According to the energy industry on the 22nd, Samchully has operated an emergency management regime since the 1st of this month.
Samchully's core business is a city gas retail operation that supplies city gas received from Korea Gas Corporation (KOGAS) to areas in Gyeonggi Province and Incheon. As of last year, this business was the main revenue source, accounting for 3.6207 trillion won, or about 68%, of the company's total sales of 5.2754 trillion won.
The direct backdrop to Samchully's move to emergency management is geopolitical uncertainty in the Middle East. Korea's dependence on energy imports is high, so if the war drags on, it is highly likely to face higher import prices for liquefied natural gas (LNG) and instability in supply and demand. This leads to higher city gas costs, exerting pressure on Samchully's profitability.
Shifts in the government's energy policy are a mid- to long-term risk for Samchully. Recently, the Ministry of Climate, Energy and Environment announced an "energy great transition promotion plan" to increase the share of renewable generation, such as solar and wind, from the current roughly 11% to more than 20% by 2030. The expansion of renewables is likely to reduce dependence on LNG in the power generation process.
City gas is a fossil fuel based on natural gas. It emits carbon dioxide (CO₂) in the combustion process, but because emissions are relatively lower than coal or oil, it is classified as "low-carbon energy." However, it is not considered renewable energy. The stronger the carbon neutrality policy becomes, the more structurally inevitable the downward pressure on city gas demand will be.
Results are also showing a slowing trend. Samchully posted sales of 5.2754 trillion won and operating profit of 159.6 billion won last year. Compared with 2023 sales of 5.664 trillion won and operating profit of 174.4 billion won, they fell 6.9% and 8.4%, respectively. With both sales and profit declining, a slowdown in profitability is becoming evident.
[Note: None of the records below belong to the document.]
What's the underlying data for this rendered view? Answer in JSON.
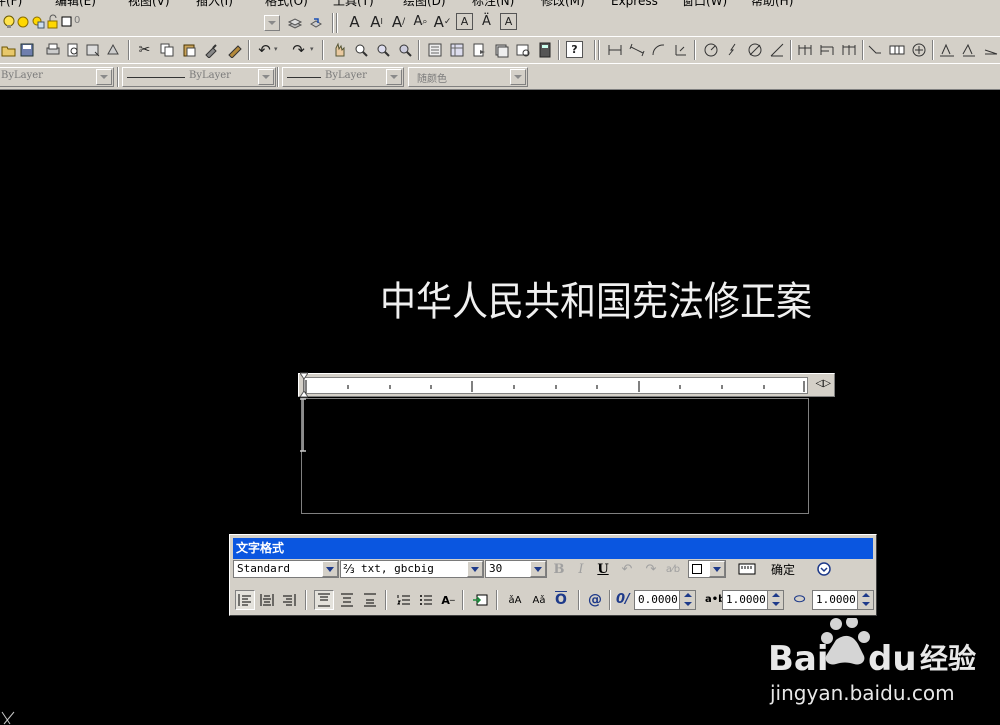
{
  "menubar": {
    "items": [
      "件(F)",
      "编辑(E)",
      "视图(V)",
      "插入(I)",
      "格式(O)",
      "工具(T)",
      "绘图(D)",
      "标注(N)",
      "修改(M)",
      "Express",
      "窗口(W)",
      "帮助(H)"
    ]
  },
  "toolbars": {
    "layer_value": "0",
    "color_combo": "ByLayer",
    "linetype_combo": "ByLayer",
    "lineweight_combo": "ByLayer",
    "plotstyle_combo": "随颜色"
  },
  "drawing": {
    "text": "中华人民共和国宪法修正案"
  },
  "text_format": {
    "title": "文字格式",
    "style": "Standard",
    "font": "txt, gbcbig",
    "height": "30",
    "bold": "B",
    "italic": "I",
    "underline": "U",
    "ok_label": "确定",
    "oblique": "0.0000",
    "tracking": "1.0000",
    "width_factor": "1.0000",
    "tracking_label": "a•b"
  },
  "colors": {
    "canvas": "#000000",
    "title_bar": "#0a56e0",
    "chrome": "#d4d0c8"
  }
}
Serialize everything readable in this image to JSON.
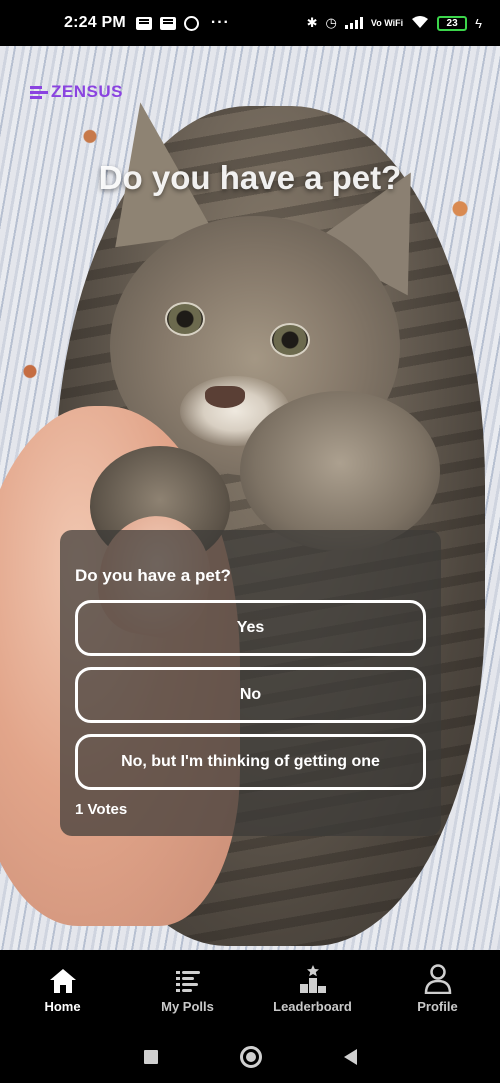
{
  "status_bar": {
    "time": "2:24 PM",
    "network_label": "Vo WiFi",
    "battery_level": "23",
    "battery_fraction": 0.23,
    "battery_color": "#3cd54b"
  },
  "brand": {
    "name": "ZENSUS",
    "color": "#8a43e0"
  },
  "hero": {
    "title": "Do you have a pet?"
  },
  "poll": {
    "question": "Do you have a pet?",
    "options": [
      "Yes",
      "No",
      "No, but I'm thinking of getting one"
    ],
    "votes_label": "1 Votes"
  },
  "bottom_nav": {
    "items": [
      {
        "label": "Home",
        "icon": "home-icon",
        "active": true
      },
      {
        "label": "My Polls",
        "icon": "list-icon",
        "active": false
      },
      {
        "label": "Leaderboard",
        "icon": "leaderboard-icon",
        "active": false
      },
      {
        "label": "Profile",
        "icon": "profile-icon",
        "active": false
      }
    ]
  },
  "system_nav": {
    "buttons": [
      "recents-icon",
      "home-circle-icon",
      "back-icon"
    ]
  }
}
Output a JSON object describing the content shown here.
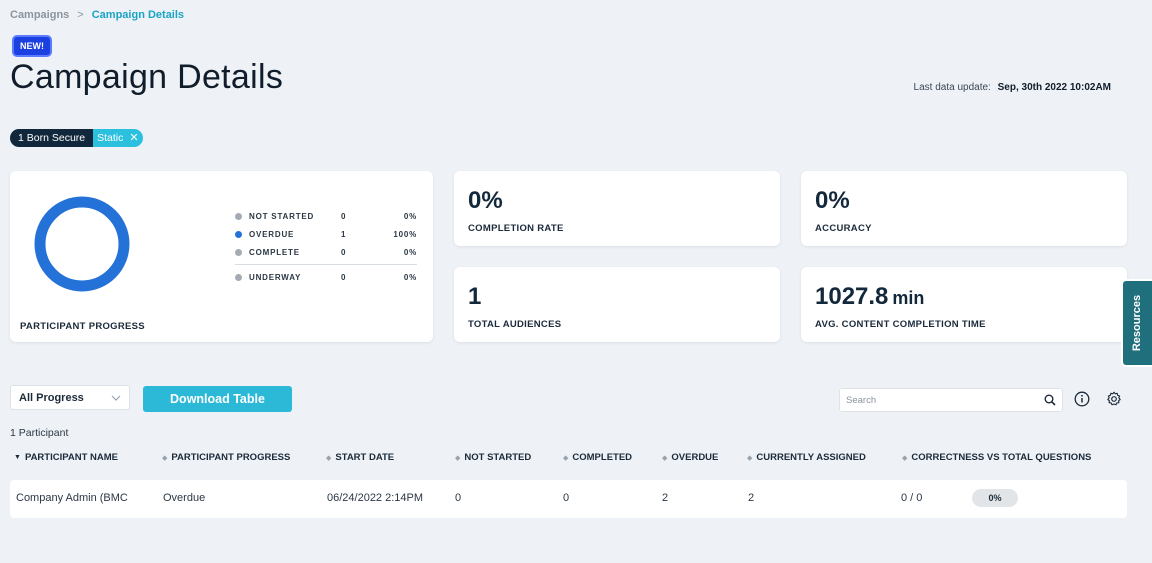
{
  "breadcrumb": {
    "parent": "Campaigns",
    "separator": ">",
    "current": "Campaign Details"
  },
  "badge": {
    "label": "NEW!"
  },
  "page_title": "Campaign Details",
  "last_update": {
    "label": "Last data update:",
    "value": "Sep, 30th 2022 10:02AM"
  },
  "filter_chip": {
    "name": "1 Born Secure",
    "type": "Static"
  },
  "participant_progress": {
    "title": "PARTICIPANT PROGRESS",
    "legend": [
      {
        "label": "NOT STARTED",
        "count": "0",
        "percent": "0%"
      },
      {
        "label": "OVERDUE",
        "count": "1",
        "percent": "100%"
      },
      {
        "label": "COMPLETE",
        "count": "0",
        "percent": "0%"
      },
      {
        "label": "UNDERWAY",
        "count": "0",
        "percent": "0%"
      }
    ],
    "donut_color": "#2471d8"
  },
  "stats": {
    "completion_rate": {
      "value": "0%",
      "label": "COMPLETION RATE"
    },
    "accuracy": {
      "value": "0%",
      "label": "ACCURACY"
    },
    "total_audiences": {
      "value": "1",
      "label": "TOTAL AUDIENCES"
    },
    "avg_completion_time": {
      "value": "1027.8",
      "unit": "min",
      "label": "AVG. CONTENT COMPLETION TIME"
    }
  },
  "resources_tab": {
    "label": "Resources"
  },
  "toolbar": {
    "progress_filter": "All Progress",
    "download_label": "Download Table",
    "search_placeholder": "Search"
  },
  "table": {
    "count_label": "1 Participant",
    "columns": [
      "PARTICIPANT NAME",
      "PARTICIPANT PROGRESS",
      "START DATE",
      "NOT STARTED",
      "COMPLETED",
      "OVERDUE",
      "CURRENTLY ASSIGNED",
      "CORRECTNESS VS TOTAL QUESTIONS"
    ],
    "rows": [
      {
        "name": "Company Admin (BMC",
        "progress": "Overdue",
        "start_date": "06/24/2022 2:14PM",
        "not_started": "0",
        "completed": "0",
        "overdue": "2",
        "currently_assigned": "2",
        "correctness": "0 / 0",
        "correctness_pct": "0%"
      }
    ]
  },
  "colors": {
    "accent": "#2cb9d8",
    "dark": "#11283c",
    "overdue": "#2471d8",
    "resources": "#1f6f7d"
  }
}
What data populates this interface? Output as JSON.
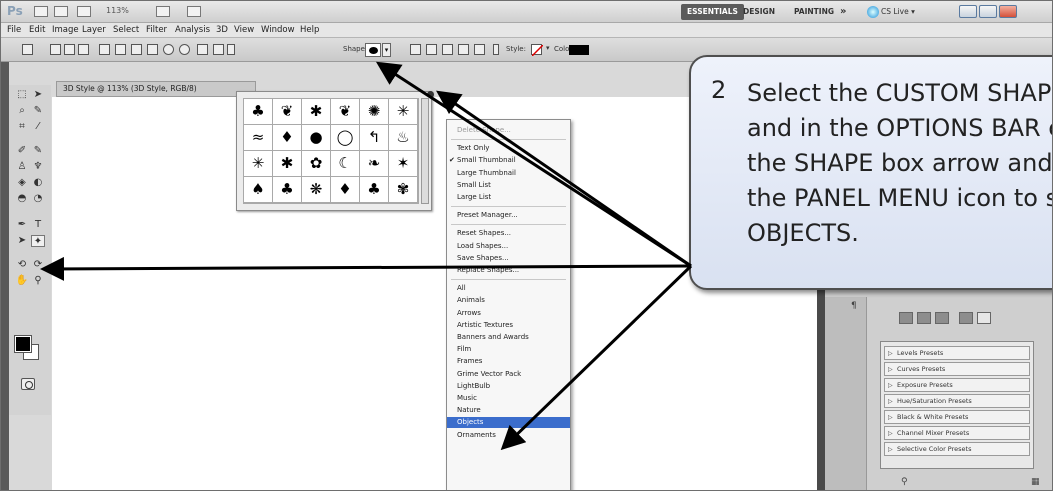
{
  "app": {
    "logo": "Ps",
    "zoom": "113%",
    "workspaces": [
      "ESSENTIALS",
      "DESIGN",
      "PAINTING",
      "»"
    ],
    "cs_live": "CS Live ▾"
  },
  "menubar": [
    "File",
    "Edit",
    "Image",
    "Layer",
    "Select",
    "Filter",
    "Analysis",
    "3D",
    "View",
    "Window",
    "Help"
  ],
  "options_bar": {
    "shape_label": "Shape:",
    "style_label": "Style:",
    "color_label": "Color:",
    "accent_color": "#000000"
  },
  "document": {
    "tab_title": "3D Style @ 113% (3D Style, RGB/8)"
  },
  "shape_picker": {
    "shapes": [
      "♣",
      "❦",
      "✱",
      "❦",
      "✺",
      "✳",
      "≈",
      "♦",
      "●",
      "◯",
      "↰",
      "♨",
      "✳",
      "✱",
      "✿",
      "☾",
      "❧",
      "✶",
      "♠",
      "♣",
      "❋",
      "♦",
      "♣",
      "✾"
    ]
  },
  "panel_menu": {
    "items": [
      {
        "label": "Delete Shape...",
        "state": "disabled"
      },
      {
        "sep": true
      },
      {
        "label": "Text Only"
      },
      {
        "label": "Small Thumbnail",
        "check": "✔"
      },
      {
        "label": "Large Thumbnail"
      },
      {
        "label": "Small List"
      },
      {
        "label": "Large List"
      },
      {
        "sep": true
      },
      {
        "label": "Preset Manager..."
      },
      {
        "sep": true
      },
      {
        "label": "Reset Shapes..."
      },
      {
        "label": "Load Shapes..."
      },
      {
        "label": "Save Shapes..."
      },
      {
        "label": "Replace Shapes..."
      },
      {
        "sep": true
      },
      {
        "label": "All"
      },
      {
        "label": "Animals"
      },
      {
        "label": "Arrows"
      },
      {
        "label": "Artistic Textures"
      },
      {
        "label": "Banners and Awards"
      },
      {
        "label": "Film"
      },
      {
        "label": "Frames"
      },
      {
        "label": "Grime Vector Pack"
      },
      {
        "label": "LightBulb"
      },
      {
        "label": "Music"
      },
      {
        "label": "Nature"
      },
      {
        "label": "Objects",
        "state": "selected"
      },
      {
        "label": "Ornaments"
      }
    ]
  },
  "right_panel": {
    "paragraph_icon": "¶",
    "presets": [
      "Levels Presets",
      "Curves Presets",
      "Exposure Presets",
      "Hue/Saturation Presets",
      "Black & White Presets",
      "Channel Mixer Presets",
      "Selective Color Presets"
    ]
  },
  "callout": {
    "number": "2",
    "text": "Select the CUSTOM SHAPE TOOL\nand in the OPTIONS BAR click\nthe SHAPE box arrow and click\nthe PANEL MENU icon to select\nOBJECTS."
  }
}
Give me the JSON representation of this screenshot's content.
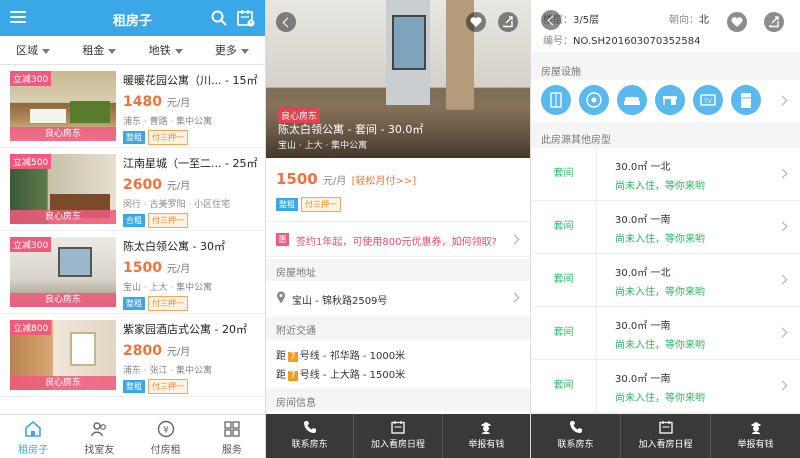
{
  "panel1": {
    "title": "租房子",
    "filters": [
      "区域",
      "租金",
      "地铁",
      "更多"
    ],
    "listings": [
      {
        "promo": "立减300",
        "name": "暖暖花园公寓（川...",
        "area": "15㎡",
        "price": "1480",
        "unit": "元/月",
        "location": "浦东 · 曹路 · 集中公寓",
        "tags": [
          "整租",
          "付三押一"
        ],
        "landlord": "良心房东"
      },
      {
        "promo": "立减500",
        "name": "江南星城（一至二...",
        "area": "25㎡",
        "price": "2600",
        "unit": "元/月",
        "location": "闵行 · 古美罗阳 · 小区住宅",
        "tags": [
          "合租",
          "付三押一"
        ],
        "landlord": "良心房东"
      },
      {
        "promo": "立减300",
        "name": "陈太白领公寓",
        "area": "30㎡",
        "price": "1500",
        "unit": "元/月",
        "location": "宝山 · 上大 · 集中公寓",
        "tags": [
          "整租",
          "付三押一"
        ],
        "landlord": "良心房东"
      },
      {
        "promo": "立减800",
        "name": "紫家园酒店式公寓",
        "area": "20㎡",
        "price": "2800",
        "unit": "元/月",
        "location": "浦东 · 张江 · 集中公寓",
        "tags": [
          "整租",
          "付三押一"
        ],
        "landlord": "良心房东"
      }
    ],
    "nav": [
      "租房子",
      "找室友",
      "付房租",
      "服务"
    ]
  },
  "panel2": {
    "badge": "良心房东",
    "title": "陈太白领公寓 - 套间 - 30.0㎡",
    "subtitle": "宝山 · 上大 · 集中公寓",
    "price": "1500",
    "unit": "元/月",
    "easy_pay": "[轻松月付>>]",
    "tags": [
      "整租",
      "付三押一"
    ],
    "coupon_badge": "惠",
    "coupon_text": "签约1年起，可使用800元优惠券，如何领取?",
    "address_header": "房屋地址",
    "address": "宝山 - 锦秋路2509号",
    "transit_header": "附近交通",
    "transit": [
      {
        "prefix": "距",
        "line": "7",
        "text": "号线 - 祁华路 - 1000米"
      },
      {
        "prefix": "距",
        "line": "7",
        "text": "号线 - 上大路 - 1500米"
      }
    ],
    "info_header": "房间信息"
  },
  "panel3": {
    "floor_label": "楼层：",
    "floor": "3/5层",
    "orient_label": "朝向：",
    "orient": "北",
    "code_label": "编号：",
    "code": "NO.SH201603070352584",
    "facilities_header": "房屋设施",
    "facilities": [
      "wardrobe-icon",
      "washer-icon",
      "sofa-icon",
      "desk-icon",
      "tv-icon",
      "fridge-icon"
    ],
    "other_header": "此房源其他房型",
    "rooms": [
      {
        "type": "套间",
        "spec": "30.0㎡ 一北",
        "status": "尚未入住，等你来哟"
      },
      {
        "type": "套间",
        "spec": "30.0㎡ 一南",
        "status": "尚未入住，等你来哟"
      },
      {
        "type": "套间",
        "spec": "30.0㎡ 一北",
        "status": "尚未入住，等你来哟"
      },
      {
        "type": "套间",
        "spec": "30.0㎡ 一南",
        "status": "尚未入住，等你来哟"
      },
      {
        "type": "套间",
        "spec": "30.0㎡ 一南",
        "status": "尚未入住，等你来哟"
      }
    ]
  },
  "actions": [
    "联系房东",
    "加入看房日程",
    "举报有钱"
  ],
  "colors": {
    "brand": "#3aa7e6",
    "price": "#f0733e",
    "promo": "#f05a7e",
    "green": "#2bb55e"
  }
}
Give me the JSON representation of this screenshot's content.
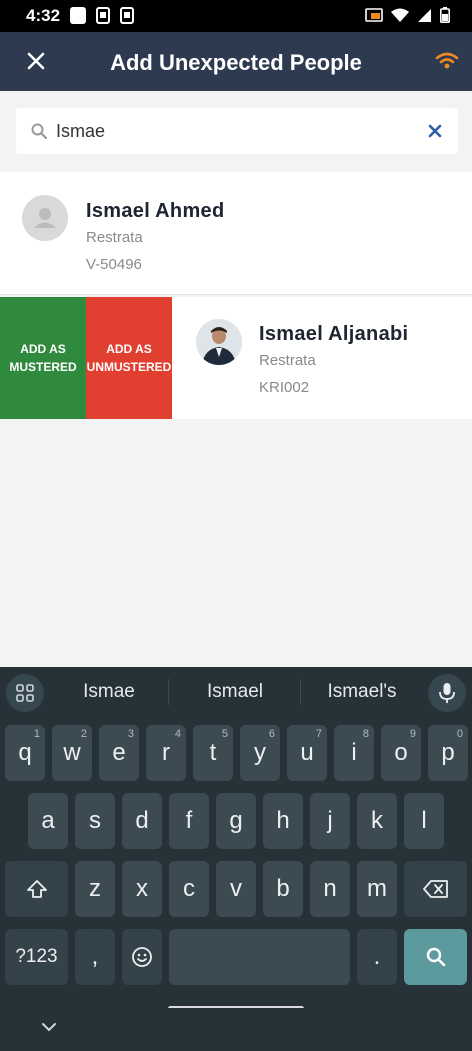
{
  "status_bar": {
    "time": "4:32"
  },
  "app_bar": {
    "title": "Add Unexpected People",
    "accent_color": "#f08a24"
  },
  "search": {
    "value": "Ismae",
    "placeholder": ""
  },
  "people": [
    {
      "name": "Ismael Ahmed",
      "company": "Restrata",
      "id": "V-50496",
      "avatar": "person-placeholder-icon"
    },
    {
      "name": "Ismael Aljanabi",
      "company": "Restrata",
      "id": "KRI002",
      "avatar": "profile-photo"
    }
  ],
  "swipe_actions": {
    "mustered_line1": "ADD AS",
    "mustered_line2": "MUSTERED",
    "unmustered_line1": "ADD AS",
    "unmustered_line2": "UNMUSTERED",
    "mustered_color": "#2f8a3e",
    "unmustered_color": "#e13f30"
  },
  "keyboard": {
    "suggestions": [
      "Ismae",
      "Ismael",
      "Ismael's"
    ],
    "row1": [
      {
        "key": "q",
        "hint": "1"
      },
      {
        "key": "w",
        "hint": "2"
      },
      {
        "key": "e",
        "hint": "3"
      },
      {
        "key": "r",
        "hint": "4"
      },
      {
        "key": "t",
        "hint": "5"
      },
      {
        "key": "y",
        "hint": "6"
      },
      {
        "key": "u",
        "hint": "7"
      },
      {
        "key": "i",
        "hint": "8"
      },
      {
        "key": "o",
        "hint": "9"
      },
      {
        "key": "p",
        "hint": "0"
      }
    ],
    "row2": [
      "a",
      "s",
      "d",
      "f",
      "g",
      "h",
      "j",
      "k",
      "l"
    ],
    "row3": [
      "z",
      "x",
      "c",
      "v",
      "b",
      "n",
      "m"
    ],
    "symbols_key": "?123",
    "comma_key": ",",
    "period_key": "."
  }
}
Accordingly, Samchully has begun emergency management focused on expense cuts and energy saving. It first moved to reduce fixed costs, including actively encouraging use of the in-house cafeteria at its Yeouido, Seoul, headquarters. It also launched a companywide energy-saving campaign, including implementing a 5-day rotation restriction on commuting vehicles, maintaining appropriate indoor temperatures, and expanding videoconferences.
It is also pushing into eco-friendly energy fields such as the fuel cell business and carbon credit development, and is strengthening non-energy businesses such as dining, lifestyle culture, and asset management. This is seen as a strategy to diversify revenue sources in preparation for potential declines in city gas demand amid strengthened carbon neutrality policies and the expansion of renewables.
An energy industry official said, "Samchully is focusing in the short term on emergency management centered on expense reductions and energy efficiency in response to energy supply and demand instability originating in the Middle East," and added, "In the mid to long term, it is moving to diversify its businesses and shift to an eco-friendly portfolio to respond to the expansion of renewables and the electrification trend."